News (USA)

Trump Administration could roll back transgender inmate protections

Trump Administration could roll back transgender inmate protections
Jeff Sessions arriving at Donald Trump's Inauguration in 2017. Photo: Wikimedia Commons/Dominique A. Pineiro

The Department of Justice (DOJ), led by Attorney General Jeff Sessions, has indicated that it is considering reversing protections for transgender prisoners created during the Obama Administration.

In a federal lawsuit, four cisgender, evangelical Christian women in a federal prison in Texas are suing, arguing that transgender protections violate their rights to privacy and religious freedom and put them in dangerous conditions.

At issue are DOJ guidelines released in 2012 regarding protections for LGBTQ people in the Prison Rape Elimination Act, as well as a training manual for prison workers released at the end of Barack Obama’s second term.
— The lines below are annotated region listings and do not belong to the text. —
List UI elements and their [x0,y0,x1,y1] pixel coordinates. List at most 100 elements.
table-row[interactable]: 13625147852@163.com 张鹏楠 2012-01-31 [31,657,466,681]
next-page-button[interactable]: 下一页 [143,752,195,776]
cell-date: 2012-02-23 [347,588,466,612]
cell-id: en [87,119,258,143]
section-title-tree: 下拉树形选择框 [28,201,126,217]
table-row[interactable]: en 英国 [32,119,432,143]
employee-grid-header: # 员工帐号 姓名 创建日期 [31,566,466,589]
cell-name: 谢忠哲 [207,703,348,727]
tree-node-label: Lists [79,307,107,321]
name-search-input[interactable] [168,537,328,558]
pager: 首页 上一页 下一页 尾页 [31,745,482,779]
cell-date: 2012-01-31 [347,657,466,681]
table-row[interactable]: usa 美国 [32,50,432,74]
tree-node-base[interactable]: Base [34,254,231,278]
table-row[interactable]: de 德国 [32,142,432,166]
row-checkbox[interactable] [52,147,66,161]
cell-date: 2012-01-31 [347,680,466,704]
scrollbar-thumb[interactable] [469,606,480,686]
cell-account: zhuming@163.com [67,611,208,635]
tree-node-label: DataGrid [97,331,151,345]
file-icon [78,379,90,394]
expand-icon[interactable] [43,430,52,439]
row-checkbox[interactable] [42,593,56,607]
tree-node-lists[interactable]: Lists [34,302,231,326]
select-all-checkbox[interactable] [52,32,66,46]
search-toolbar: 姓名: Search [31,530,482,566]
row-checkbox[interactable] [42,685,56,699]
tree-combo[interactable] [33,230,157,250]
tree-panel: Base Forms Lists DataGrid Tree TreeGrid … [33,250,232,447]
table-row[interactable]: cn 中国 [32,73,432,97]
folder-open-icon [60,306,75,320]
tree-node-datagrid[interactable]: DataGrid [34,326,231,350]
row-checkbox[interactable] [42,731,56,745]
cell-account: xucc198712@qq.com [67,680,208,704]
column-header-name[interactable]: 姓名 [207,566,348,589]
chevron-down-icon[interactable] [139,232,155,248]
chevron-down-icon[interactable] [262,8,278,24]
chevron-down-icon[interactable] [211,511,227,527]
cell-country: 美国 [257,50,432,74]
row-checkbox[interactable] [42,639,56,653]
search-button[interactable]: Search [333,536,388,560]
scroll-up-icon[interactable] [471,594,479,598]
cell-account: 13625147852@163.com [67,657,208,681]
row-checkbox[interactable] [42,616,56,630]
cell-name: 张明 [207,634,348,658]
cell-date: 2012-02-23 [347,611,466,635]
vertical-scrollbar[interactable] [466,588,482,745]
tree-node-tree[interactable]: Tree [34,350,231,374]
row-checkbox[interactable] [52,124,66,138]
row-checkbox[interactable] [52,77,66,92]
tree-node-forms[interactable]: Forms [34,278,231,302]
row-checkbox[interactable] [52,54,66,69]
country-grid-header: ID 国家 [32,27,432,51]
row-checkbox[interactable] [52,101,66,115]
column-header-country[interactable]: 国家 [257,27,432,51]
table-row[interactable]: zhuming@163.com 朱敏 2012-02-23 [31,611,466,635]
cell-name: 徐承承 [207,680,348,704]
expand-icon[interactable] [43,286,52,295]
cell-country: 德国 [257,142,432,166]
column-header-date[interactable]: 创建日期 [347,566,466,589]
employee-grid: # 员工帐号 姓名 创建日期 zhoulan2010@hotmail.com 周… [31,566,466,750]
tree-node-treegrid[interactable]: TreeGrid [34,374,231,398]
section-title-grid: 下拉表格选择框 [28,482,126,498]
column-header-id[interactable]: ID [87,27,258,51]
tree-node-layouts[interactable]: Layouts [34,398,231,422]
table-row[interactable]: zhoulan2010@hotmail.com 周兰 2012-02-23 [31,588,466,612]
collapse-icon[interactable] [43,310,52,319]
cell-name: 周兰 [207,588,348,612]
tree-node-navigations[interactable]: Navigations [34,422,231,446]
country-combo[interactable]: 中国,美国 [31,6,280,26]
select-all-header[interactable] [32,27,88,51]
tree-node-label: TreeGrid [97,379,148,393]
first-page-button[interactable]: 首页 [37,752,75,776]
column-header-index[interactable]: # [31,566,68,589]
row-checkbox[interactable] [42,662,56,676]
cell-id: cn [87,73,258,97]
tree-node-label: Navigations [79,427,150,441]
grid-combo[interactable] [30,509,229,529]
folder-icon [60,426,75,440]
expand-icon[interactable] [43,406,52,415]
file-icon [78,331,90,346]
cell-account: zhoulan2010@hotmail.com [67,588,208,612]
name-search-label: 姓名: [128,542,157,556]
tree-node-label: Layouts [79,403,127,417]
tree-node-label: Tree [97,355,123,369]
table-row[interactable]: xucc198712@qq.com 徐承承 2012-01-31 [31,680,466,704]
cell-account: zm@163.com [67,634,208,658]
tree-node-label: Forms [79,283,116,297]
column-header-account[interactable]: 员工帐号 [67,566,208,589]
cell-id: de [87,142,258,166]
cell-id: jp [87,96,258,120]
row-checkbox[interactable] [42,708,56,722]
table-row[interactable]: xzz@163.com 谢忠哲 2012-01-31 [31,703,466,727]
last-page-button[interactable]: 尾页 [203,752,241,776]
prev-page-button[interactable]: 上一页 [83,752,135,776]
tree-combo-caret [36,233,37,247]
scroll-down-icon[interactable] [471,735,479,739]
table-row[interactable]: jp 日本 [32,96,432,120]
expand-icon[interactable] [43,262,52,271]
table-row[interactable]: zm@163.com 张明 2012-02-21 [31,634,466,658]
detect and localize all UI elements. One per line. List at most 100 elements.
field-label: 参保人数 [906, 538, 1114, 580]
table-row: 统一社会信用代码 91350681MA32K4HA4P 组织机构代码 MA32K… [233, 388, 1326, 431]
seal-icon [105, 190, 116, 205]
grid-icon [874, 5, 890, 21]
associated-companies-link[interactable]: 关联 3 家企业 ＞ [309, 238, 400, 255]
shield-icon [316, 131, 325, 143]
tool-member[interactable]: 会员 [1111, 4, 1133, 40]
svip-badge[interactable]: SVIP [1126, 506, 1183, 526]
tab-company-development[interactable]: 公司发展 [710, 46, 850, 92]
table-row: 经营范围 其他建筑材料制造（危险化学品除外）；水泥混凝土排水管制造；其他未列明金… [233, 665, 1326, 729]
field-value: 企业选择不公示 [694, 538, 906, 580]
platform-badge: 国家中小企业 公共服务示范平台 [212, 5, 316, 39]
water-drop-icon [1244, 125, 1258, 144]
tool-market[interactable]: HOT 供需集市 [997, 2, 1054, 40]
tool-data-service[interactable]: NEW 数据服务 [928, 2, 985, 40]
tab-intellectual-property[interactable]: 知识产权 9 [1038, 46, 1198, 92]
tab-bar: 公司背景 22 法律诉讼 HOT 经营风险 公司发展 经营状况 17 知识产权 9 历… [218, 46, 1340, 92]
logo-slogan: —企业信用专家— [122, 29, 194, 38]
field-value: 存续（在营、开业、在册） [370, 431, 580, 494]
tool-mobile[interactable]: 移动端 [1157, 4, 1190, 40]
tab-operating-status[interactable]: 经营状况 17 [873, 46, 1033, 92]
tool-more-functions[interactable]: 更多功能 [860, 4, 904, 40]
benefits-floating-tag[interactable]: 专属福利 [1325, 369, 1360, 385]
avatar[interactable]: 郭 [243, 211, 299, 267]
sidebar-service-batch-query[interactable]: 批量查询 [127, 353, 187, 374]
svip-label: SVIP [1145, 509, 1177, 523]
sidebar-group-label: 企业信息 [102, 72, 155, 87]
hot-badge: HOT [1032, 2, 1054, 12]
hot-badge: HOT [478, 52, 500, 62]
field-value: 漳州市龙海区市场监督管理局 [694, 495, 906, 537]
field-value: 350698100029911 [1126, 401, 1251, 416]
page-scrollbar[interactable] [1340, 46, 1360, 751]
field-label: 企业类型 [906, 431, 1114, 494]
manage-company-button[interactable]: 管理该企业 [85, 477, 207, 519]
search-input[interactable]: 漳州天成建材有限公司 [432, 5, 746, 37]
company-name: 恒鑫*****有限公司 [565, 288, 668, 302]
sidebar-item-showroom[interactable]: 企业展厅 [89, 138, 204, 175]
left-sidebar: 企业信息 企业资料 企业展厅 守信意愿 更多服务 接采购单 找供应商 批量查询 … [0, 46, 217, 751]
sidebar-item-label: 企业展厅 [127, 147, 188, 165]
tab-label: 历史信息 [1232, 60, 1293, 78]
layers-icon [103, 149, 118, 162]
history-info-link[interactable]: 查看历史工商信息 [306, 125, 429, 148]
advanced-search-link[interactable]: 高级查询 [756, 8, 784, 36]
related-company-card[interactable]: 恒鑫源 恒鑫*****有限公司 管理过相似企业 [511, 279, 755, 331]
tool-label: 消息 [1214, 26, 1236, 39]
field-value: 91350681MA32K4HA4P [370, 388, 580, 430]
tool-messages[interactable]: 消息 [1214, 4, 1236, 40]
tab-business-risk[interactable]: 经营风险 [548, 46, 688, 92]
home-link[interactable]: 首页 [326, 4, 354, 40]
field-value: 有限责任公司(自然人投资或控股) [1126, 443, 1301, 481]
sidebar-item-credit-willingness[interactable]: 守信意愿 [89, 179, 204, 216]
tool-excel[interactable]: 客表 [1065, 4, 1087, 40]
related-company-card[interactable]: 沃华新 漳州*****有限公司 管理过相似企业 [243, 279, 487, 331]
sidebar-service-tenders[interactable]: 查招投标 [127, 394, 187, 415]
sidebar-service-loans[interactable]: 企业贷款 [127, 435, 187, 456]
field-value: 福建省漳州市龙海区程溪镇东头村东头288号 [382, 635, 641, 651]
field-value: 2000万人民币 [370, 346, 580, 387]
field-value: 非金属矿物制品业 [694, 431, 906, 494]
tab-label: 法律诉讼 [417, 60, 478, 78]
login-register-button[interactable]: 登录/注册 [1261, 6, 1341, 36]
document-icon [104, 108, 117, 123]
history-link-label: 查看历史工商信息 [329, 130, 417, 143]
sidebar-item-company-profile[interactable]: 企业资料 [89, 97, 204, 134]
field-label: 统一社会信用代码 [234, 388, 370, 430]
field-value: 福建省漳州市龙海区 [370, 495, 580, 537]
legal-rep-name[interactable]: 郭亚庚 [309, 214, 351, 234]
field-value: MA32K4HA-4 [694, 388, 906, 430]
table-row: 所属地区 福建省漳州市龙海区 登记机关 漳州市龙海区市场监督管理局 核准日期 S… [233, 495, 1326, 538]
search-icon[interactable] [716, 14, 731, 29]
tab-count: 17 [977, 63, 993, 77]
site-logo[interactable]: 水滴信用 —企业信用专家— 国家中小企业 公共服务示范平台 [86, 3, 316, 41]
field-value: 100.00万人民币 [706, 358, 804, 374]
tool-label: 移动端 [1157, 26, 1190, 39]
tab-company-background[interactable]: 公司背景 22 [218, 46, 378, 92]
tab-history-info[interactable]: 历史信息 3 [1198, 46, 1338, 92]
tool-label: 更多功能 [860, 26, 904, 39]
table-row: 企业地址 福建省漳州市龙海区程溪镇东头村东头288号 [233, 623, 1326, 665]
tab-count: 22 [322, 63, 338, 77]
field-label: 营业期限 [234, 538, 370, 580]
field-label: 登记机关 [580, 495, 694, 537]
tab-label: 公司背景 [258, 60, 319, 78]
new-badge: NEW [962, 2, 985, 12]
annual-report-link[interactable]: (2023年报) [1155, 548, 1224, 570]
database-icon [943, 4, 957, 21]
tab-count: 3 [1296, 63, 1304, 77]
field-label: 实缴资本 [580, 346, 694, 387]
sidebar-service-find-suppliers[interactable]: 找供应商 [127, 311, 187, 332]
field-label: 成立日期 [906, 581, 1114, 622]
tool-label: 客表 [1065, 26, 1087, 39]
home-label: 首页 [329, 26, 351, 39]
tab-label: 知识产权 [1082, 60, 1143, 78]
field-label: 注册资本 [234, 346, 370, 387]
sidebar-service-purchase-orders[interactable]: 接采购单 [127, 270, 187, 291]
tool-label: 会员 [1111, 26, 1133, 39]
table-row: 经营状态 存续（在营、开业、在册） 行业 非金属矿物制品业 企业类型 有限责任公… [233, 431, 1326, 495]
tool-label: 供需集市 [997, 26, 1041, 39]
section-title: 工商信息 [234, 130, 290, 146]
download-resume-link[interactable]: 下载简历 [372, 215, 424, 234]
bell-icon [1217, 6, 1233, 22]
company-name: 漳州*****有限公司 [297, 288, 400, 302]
The documents contain numerous rules and guidelines for federal prisons, instructing them to decide where transgender people are housed on a case-by-case basis instead of only looking at the sex on an inmate’s birth certificate and to ensure transgender inmates have access to health care, among other things.

According to the manual, transgender and intersex inmates’ “views with respect to his/her own safety must be given serious consideration” by prisons.

“Transgender inmates are currently facing inconsistent treatment across the country, between different facilities and even different staff members,” GLAD’s Jennifer Levi said of the manual in January. “So I look at this as a positive step to making sure these policies get implemented.”

The DOJ’s response to the lawsuit, though, indicates that they are looking at reversing these protections. The response did not defend the policies themselves, but instead argued that the plaintiffs “have not exhausted their administrative remedies” available under current law and that the plaintiffs have not met their burden of proof that their safety has been threatened.

About the policies themselves, the DOJ’s response said that the new director of the Bureau of Prisons, who has not yet taken office, “will evaluate the issues in this case and how the challenged regulation and policies apply to Plaintiffs.”

The case is being heard by judge Reed O’Connor, who has already issued an injunction preventing the Department of Health and Human Services from enforcing anti-discrimination rules protecting transgender people in health care.